Mais ce livre raconte l’histoire des orphelins Baudelaire et, pour eux, les chances d’une fin heureuse sont à peu près les mêmes que celles de voir l’oncle Monty revenir à la vie.
Pourtant, lorsque l’œil tatoué réapparut sur cette cheville, il sembla aux enfants Baudelaire qu’un peu de l’oncle Monty revenait bel et bien à la vie. Au moins, en prouvant la félonie du comte Olaf, ils prouvaient que l’oncle Monty n’était pas mort par étourderie, des suites d’une imprudence de sa part. À leur manière, ils lui rendaient justice.
— C’est bien l’œil tatoué, pas de problème, constata Mr Poe en cessant de frotter. Vous êtes le comte Olaf, absolument ! Et je vous déclare absolument en état d’arrestation.
— Et moi, je suis absolument choqué, déclara le Dr Flocamot en se prenant la tête dans ses grandes mains raides.
— Moi aussi, absolument, assura Mr Poe, empoignant le comte Olaf par le bras, pour le cas où il aurait tenté de fuir. Violette, Klaus et Prunille, vous avez toutes mes excuses. J’aurais dû vous croire sur parole. Mais c’était tellement impensable, cette idée qu’il vienne vous chercher ici, déguisé en garçon de laboratoire !
Klaus eut une arrière-pensée.
— Je me demande ce qui est arrivé à Gustav, le vrai garçon de laboratoire de l’oncle Monty ? Sans la démission de Gustav, jamais Oncle Monty n’aurait recruté le comte Olaf.
Jusqu’alors, depuis la réapparition de l’œil sur sa cheville, le comte Olaf n’avait pas pipé mot. Son regard étincelant voletait de l’un à l’autre, on aurait dit le lion observant un troupeau d’antilopes pour repérer la proie la plus facile. La mention de Gustav le tira de son silence.
— Gustav n’a pas démissionné, dit-il de sa voix sifflante. Gustav a bu son dernier bouillon ! Un jour qu’il herborisait près du marécage, je l’ai poussé dans la vase de Vilpalud. Puis j’ai rédigé de ma main sa lettre de démission.
Il regardait les enfants comme s’il s’apprêtait à bondir pour les étrangler illico – mais sans bouger d’un millimètre, ce qui était encore plus effrayant.
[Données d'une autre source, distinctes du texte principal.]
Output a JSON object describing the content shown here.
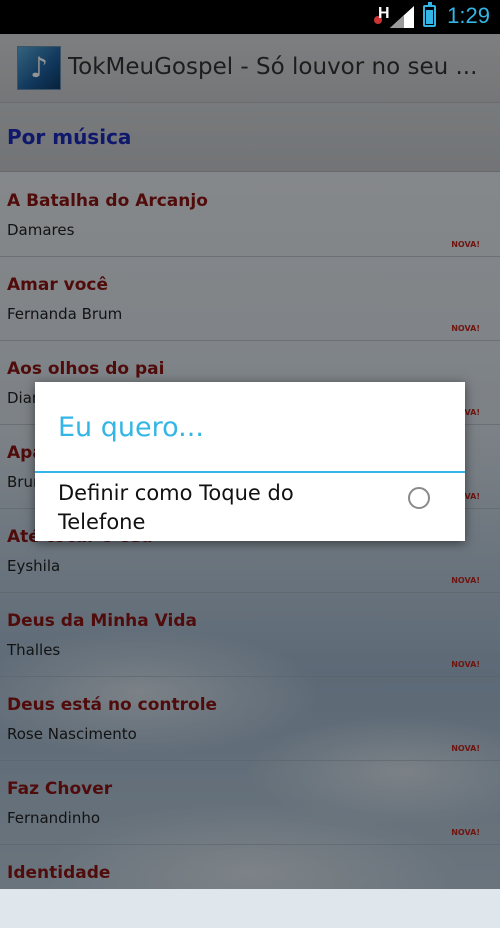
{
  "status_bar": {
    "time": "1:29",
    "indicator": "H"
  },
  "action_bar": {
    "icon": "music-note-icon",
    "title": "TokMeuGospel - Só louvor no seu ..."
  },
  "section": {
    "header": "Por música"
  },
  "songs": [
    {
      "title": "A Batalha do Arcanjo",
      "artist": "Damares",
      "badge": "NOVA!"
    },
    {
      "title": "Amar você",
      "artist": "Fernanda Brum",
      "badge": "NOVA!"
    },
    {
      "title": "Aos olhos do pai",
      "artist": "Diante do Trono",
      "badge": "NOVA!"
    },
    {
      "title": "Apascenta",
      "artist": "Bruna Karla",
      "badge": "NOVA!"
    },
    {
      "title": "Até tocar o céu",
      "artist": "Eyshila",
      "badge": "NOVA!"
    },
    {
      "title": "Deus da Minha Vida",
      "artist": "Thalles",
      "badge": "NOVA!"
    },
    {
      "title": "Deus está no controle",
      "artist": "Rose Nascimento",
      "badge": "NOVA!"
    },
    {
      "title": "Faz Chover",
      "artist": "Fernandinho",
      "badge": "NOVA!"
    },
    {
      "title": "Identidade",
      "artist": "",
      "badge": ""
    }
  ],
  "dialog": {
    "title": "Eu quero...",
    "option_label": "Definir como Toque do Telefone",
    "option_selected": false
  },
  "colors": {
    "accent": "#33b5e5",
    "song_title": "#8b1414",
    "section_header": "#1a2ab8",
    "badge": "#c0261e"
  }
}
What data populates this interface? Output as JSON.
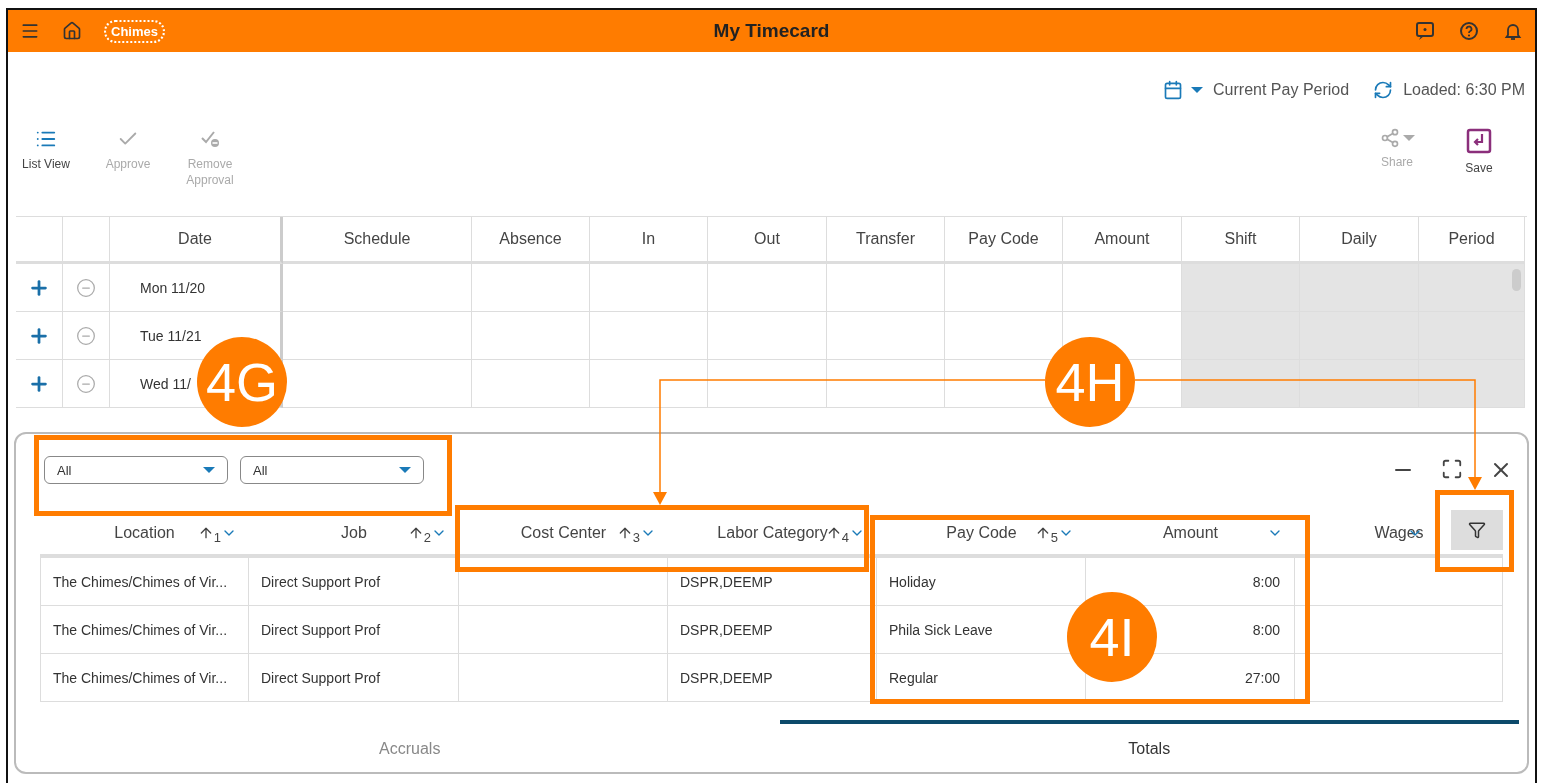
{
  "header": {
    "title": "My Timecard",
    "logo": "Chimes"
  },
  "period": {
    "label": "Current Pay Period",
    "loaded": "Loaded: 6:30 PM"
  },
  "toolbar_left": [
    {
      "label": "List View",
      "disabled": false
    },
    {
      "label": "Approve",
      "disabled": true
    },
    {
      "label": "Remove Approval",
      "disabled": true
    }
  ],
  "toolbar_right": [
    {
      "label": "Share",
      "disabled": true
    },
    {
      "label": "Save",
      "disabled": false
    }
  ],
  "timecard": {
    "columns": [
      {
        "label": "Date",
        "shaded": false
      },
      {
        "label": "Schedule",
        "shaded": false
      },
      {
        "label": "Absence",
        "shaded": false
      },
      {
        "label": "In",
        "shaded": false
      },
      {
        "label": "Out",
        "shaded": false
      },
      {
        "label": "Transfer",
        "shaded": false
      },
      {
        "label": "Pay Code",
        "shaded": false
      },
      {
        "label": "Amount",
        "shaded": false
      },
      {
        "label": "Shift",
        "shaded": true
      },
      {
        "label": "Daily",
        "shaded": true
      },
      {
        "label": "Period",
        "shaded": true
      }
    ],
    "rows": [
      {
        "date": "Mon 11/20"
      },
      {
        "date": "Tue 11/21"
      },
      {
        "date": "Wed 11/"
      }
    ]
  },
  "panel": {
    "filters": [
      {
        "value": "All"
      },
      {
        "value": "All"
      }
    ],
    "columns": [
      {
        "label": "Location",
        "sort": "1"
      },
      {
        "label": "Job",
        "sort": "2"
      },
      {
        "label": "Cost Center",
        "sort": "3"
      },
      {
        "label": "Labor Category",
        "sort": "4"
      },
      {
        "label": "Pay Code",
        "sort": "5"
      },
      {
        "label": "Amount"
      },
      {
        "label": "Wages"
      }
    ],
    "rows": [
      [
        "The Chimes/Chimes of Vir...",
        "Direct Support Prof",
        "",
        "DSPR,DEEMP",
        "Holiday",
        "8:00",
        ""
      ],
      [
        "The Chimes/Chimes of Vir...",
        "Direct Support Prof",
        "",
        "DSPR,DEEMP",
        "Phila Sick Leave",
        "8:00",
        ""
      ],
      [
        "The Chimes/Chimes of Vir...",
        "Direct Support Prof",
        "",
        "DSPR,DEEMP",
        "Regular",
        "27:00",
        ""
      ]
    ],
    "tabs": [
      {
        "label": "Accruals",
        "selected": false
      },
      {
        "label": "Totals",
        "selected": true
      }
    ]
  },
  "callouts": [
    {
      "label": "4G"
    },
    {
      "label": "4H"
    },
    {
      "label": "4I"
    }
  ]
}
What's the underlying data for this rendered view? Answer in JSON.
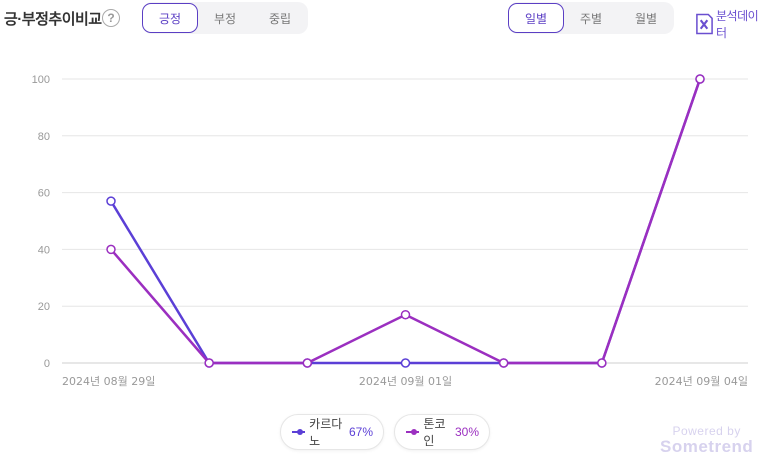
{
  "header": {
    "title": "긍·부정추이비교",
    "help_glyph": "?",
    "sentiment_tabs": [
      {
        "label": "긍정",
        "active": true
      },
      {
        "label": "부정",
        "active": false
      },
      {
        "label": "중립",
        "active": false
      }
    ],
    "period_tabs": [
      {
        "label": "일별",
        "active": true
      },
      {
        "label": "주별",
        "active": false
      },
      {
        "label": "월별",
        "active": false
      }
    ],
    "excel_label": "분석데이터"
  },
  "legend": [
    {
      "name": "카르다노",
      "pct": "67%",
      "color": "#5b3fd6"
    },
    {
      "name": "톤코인",
      "pct": "30%",
      "color": "#9b2fc0"
    }
  ],
  "powered": {
    "line1": "Powered by",
    "line2": "Sometrend"
  },
  "chart_data": {
    "type": "line",
    "title": "",
    "xlabel": "",
    "ylabel": "",
    "x": [
      "2024-08-29",
      "2024-08-30",
      "2024-08-31",
      "2024-09-01",
      "2024-09-02",
      "2024-09-03",
      "2024-09-04"
    ],
    "x_tick_labels": [
      {
        "index": 0,
        "label": "2024년 08월 29일"
      },
      {
        "index": 3,
        "label": "2024년 09월 01일"
      },
      {
        "index": 6,
        "label": "2024년 09월 04일"
      }
    ],
    "ylim": [
      0,
      100
    ],
    "yticks": [
      0,
      20,
      40,
      60,
      80,
      100
    ],
    "grid": true,
    "legend_position": "bottom",
    "series": [
      {
        "name": "카르다노",
        "color": "#5b3fd6",
        "values": [
          57,
          0,
          0,
          0,
          0,
          0,
          100
        ]
      },
      {
        "name": "톤코인",
        "color": "#9b2fc0",
        "values": [
          40,
          0,
          0,
          17,
          0,
          0,
          100
        ]
      }
    ]
  }
}
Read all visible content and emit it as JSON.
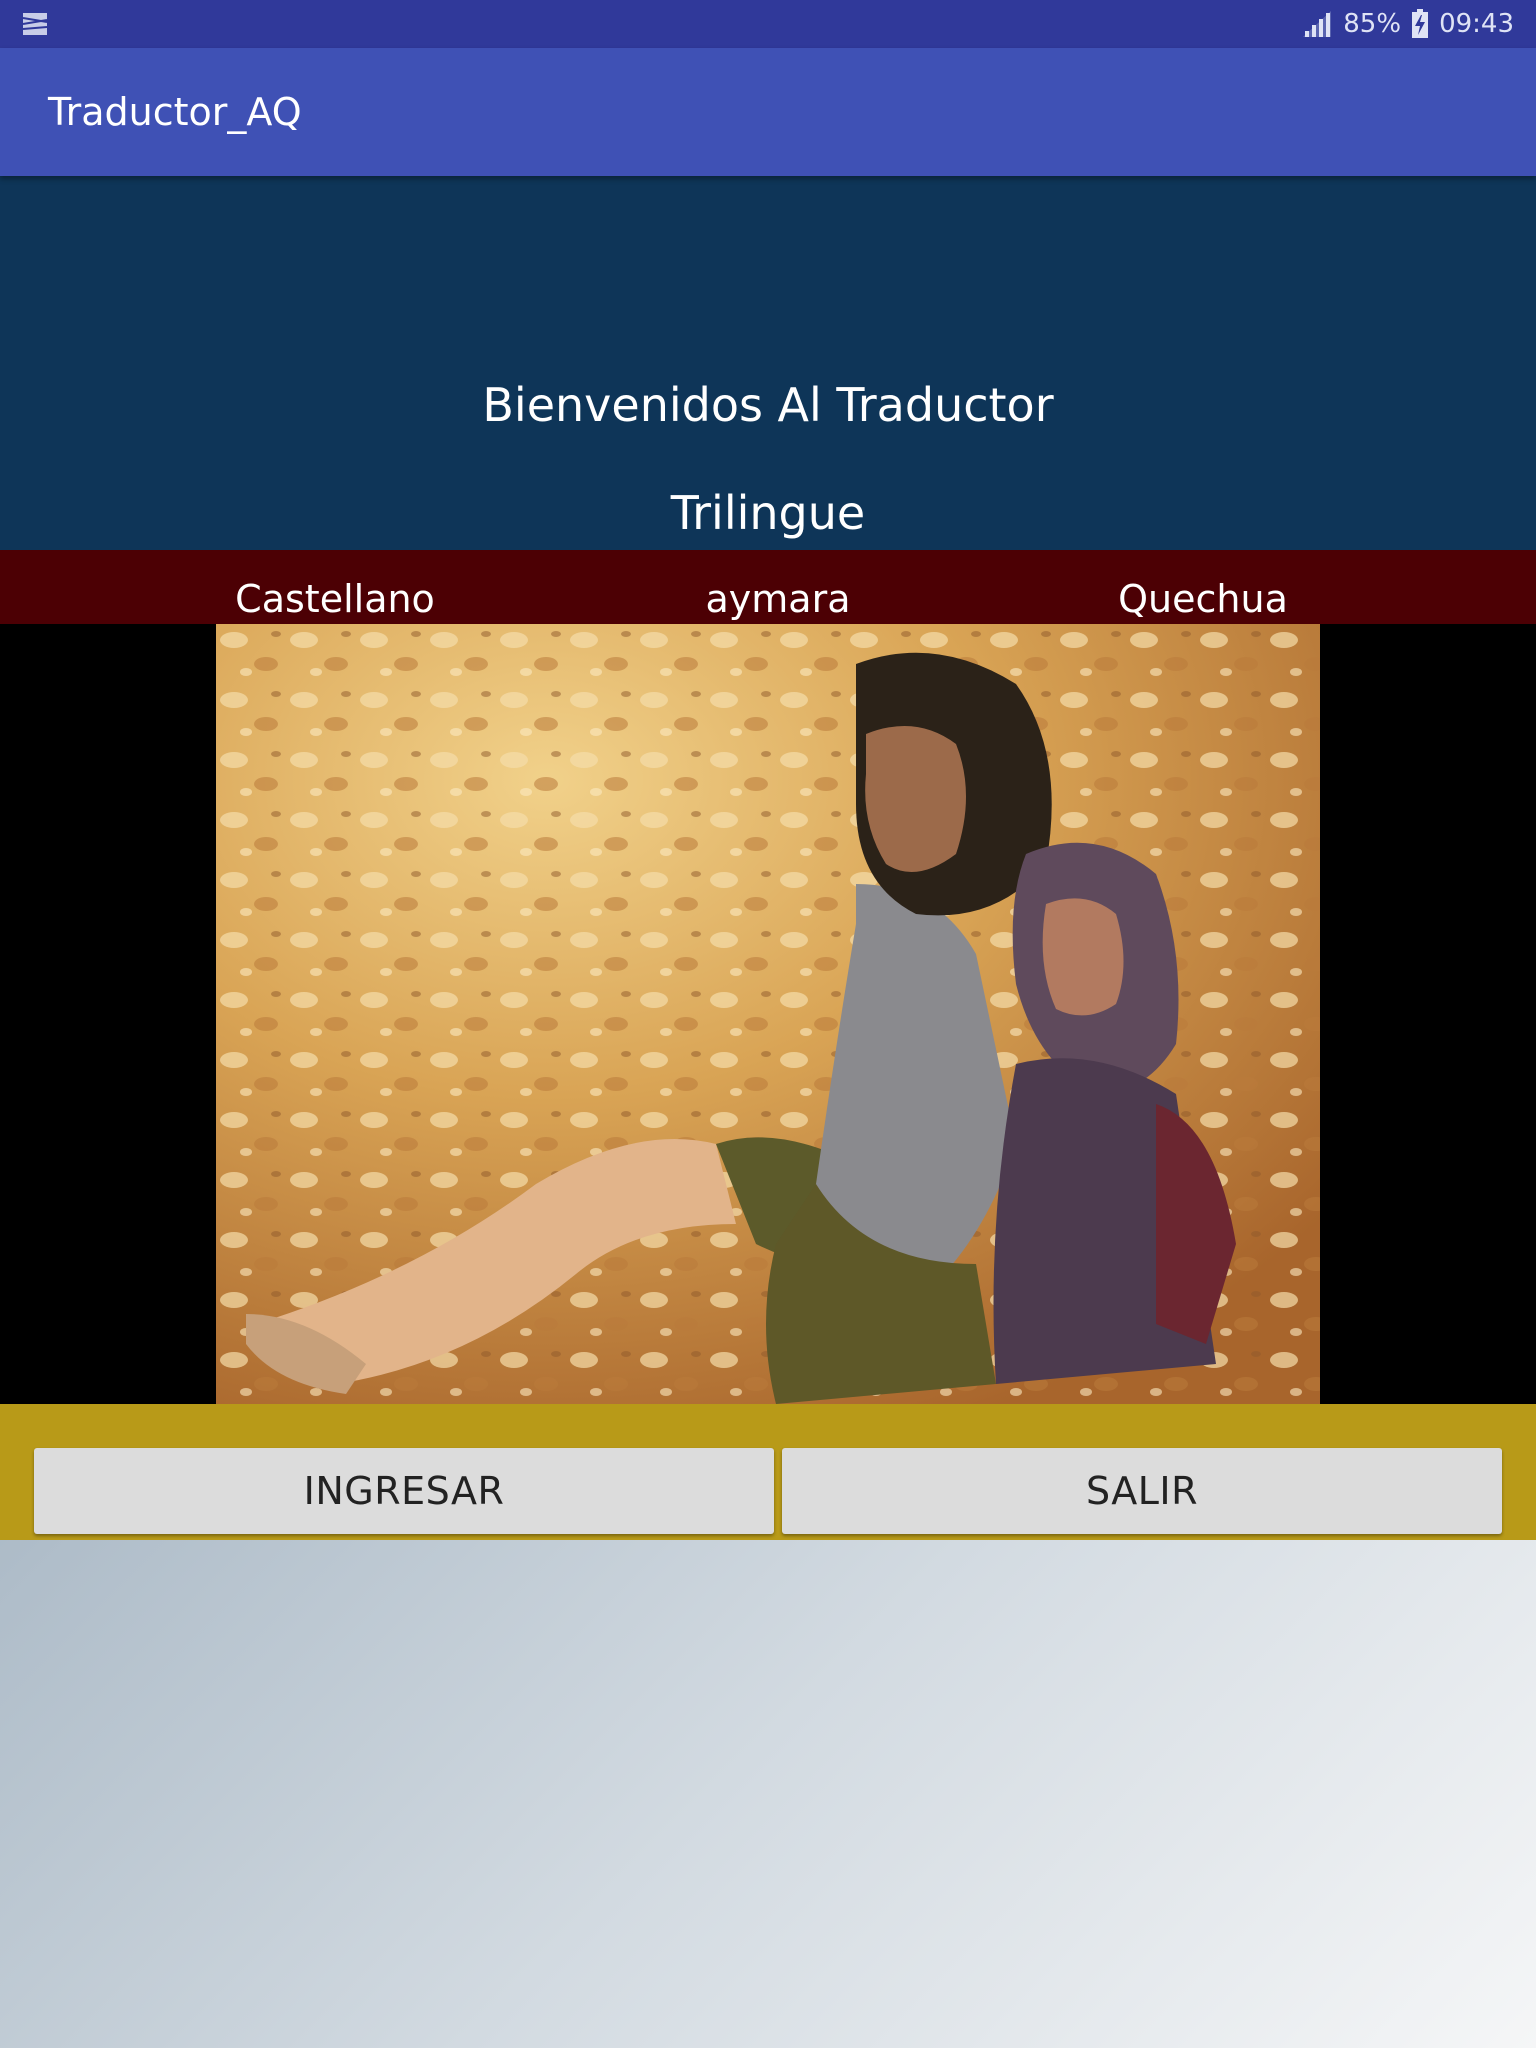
{
  "status_bar": {
    "battery_percent": "85%",
    "time": "09:43",
    "signal_icon": "cellular-signal-icon",
    "battery_icon": "battery-charging-icon",
    "notification_icon": "gallery-notification-icon"
  },
  "app_bar": {
    "title": "Traductor_AQ"
  },
  "welcome": {
    "line1": "Bienvenidos Al Traductor",
    "line2": "Trilingue"
  },
  "languages": [
    "Castellano",
    "aymara",
    "Quechua"
  ],
  "photo": {
    "description_icon": "mother-and-child-photo"
  },
  "buttons": {
    "ingresar": "INGRESAR",
    "salir": "SALIR"
  },
  "colors": {
    "status_bar": "#30399a",
    "app_bar": "#3f51b5",
    "welcome_bg": "#0e3558",
    "lang_strip": "#4c0004",
    "button_bar": "#b89a18",
    "button_bg": "#dcdcdc"
  }
}
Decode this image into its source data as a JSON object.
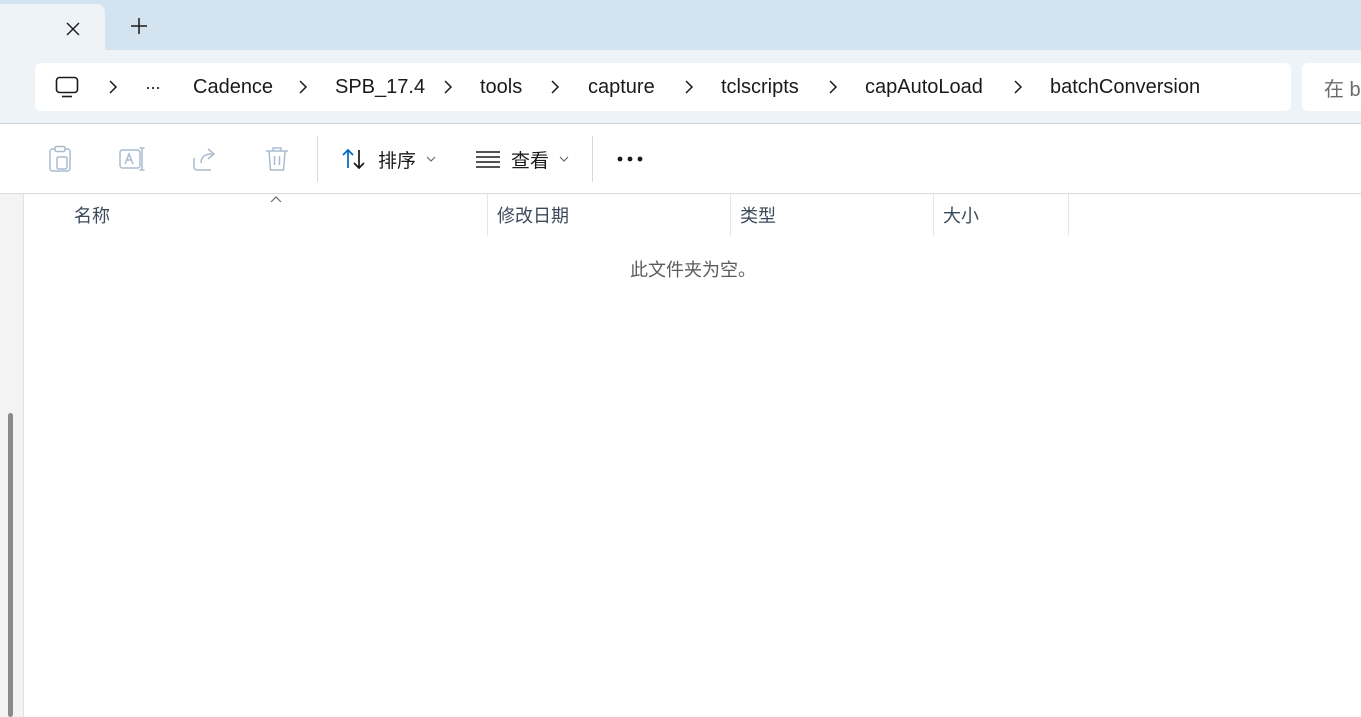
{
  "tab": {
    "close_icon": "close-icon",
    "new_tab_icon": "plus-icon"
  },
  "breadcrumb": {
    "device_icon": "monitor-icon",
    "overflow": "···",
    "items": [
      "Cadence",
      "SPB_17.4",
      "tools",
      "capture",
      "tclscripts",
      "capAutoLoad",
      "batchConversion"
    ]
  },
  "search": {
    "placeholder": "在 b"
  },
  "toolbar": {
    "paste_icon": "paste-icon",
    "rename_icon": "rename-icon",
    "share_icon": "share-icon",
    "delete_icon": "trash-icon",
    "sort_label": "排序",
    "view_label": "查看",
    "more_icon": "more-icon"
  },
  "columns": {
    "name": "名称",
    "modified": "修改日期",
    "type": "类型",
    "size": "大小"
  },
  "empty_message": "此文件夹为空。",
  "colors": {
    "titlebar": "#d3e3f0",
    "addressbar": "#eef3f8",
    "accent": "#0067c0",
    "disabled_icon": "#a9bccf"
  }
}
— Mais tout cela est broutille, reprit-il entre les dents. Pure broutille à côté de ce que je vous ferai un jour, à vous trois, les orphelins. Vous avez gagné cette manche, mes agneaux, mais la partie n’est pas jouée ! Je reviendrai, oh ! je reviendrai m’occuper de vous et de votre bel héritage.
— Ceci n’est pas un jeu, gibier de potence ! s’indigna Mr Poe. Les dominos sont un jeu, oui ; le water-polo est un jeu. Mais le meurtre est un crime, et vous le paierez cher. Sous les verrous ! À l’instant même, je vous conduis au poste de police… Euh, et zut ! Pas moyen : ma voiture est hors service. Bon, tant pis, je vous y emmène dans le quatre-quatre du professeur Montgomery, et vous, les enfants, vous suivrez avec le Dr Flocamot. Allons ! De cette manière vous verrez l’intérieur d’une voiture de docteur, finalement.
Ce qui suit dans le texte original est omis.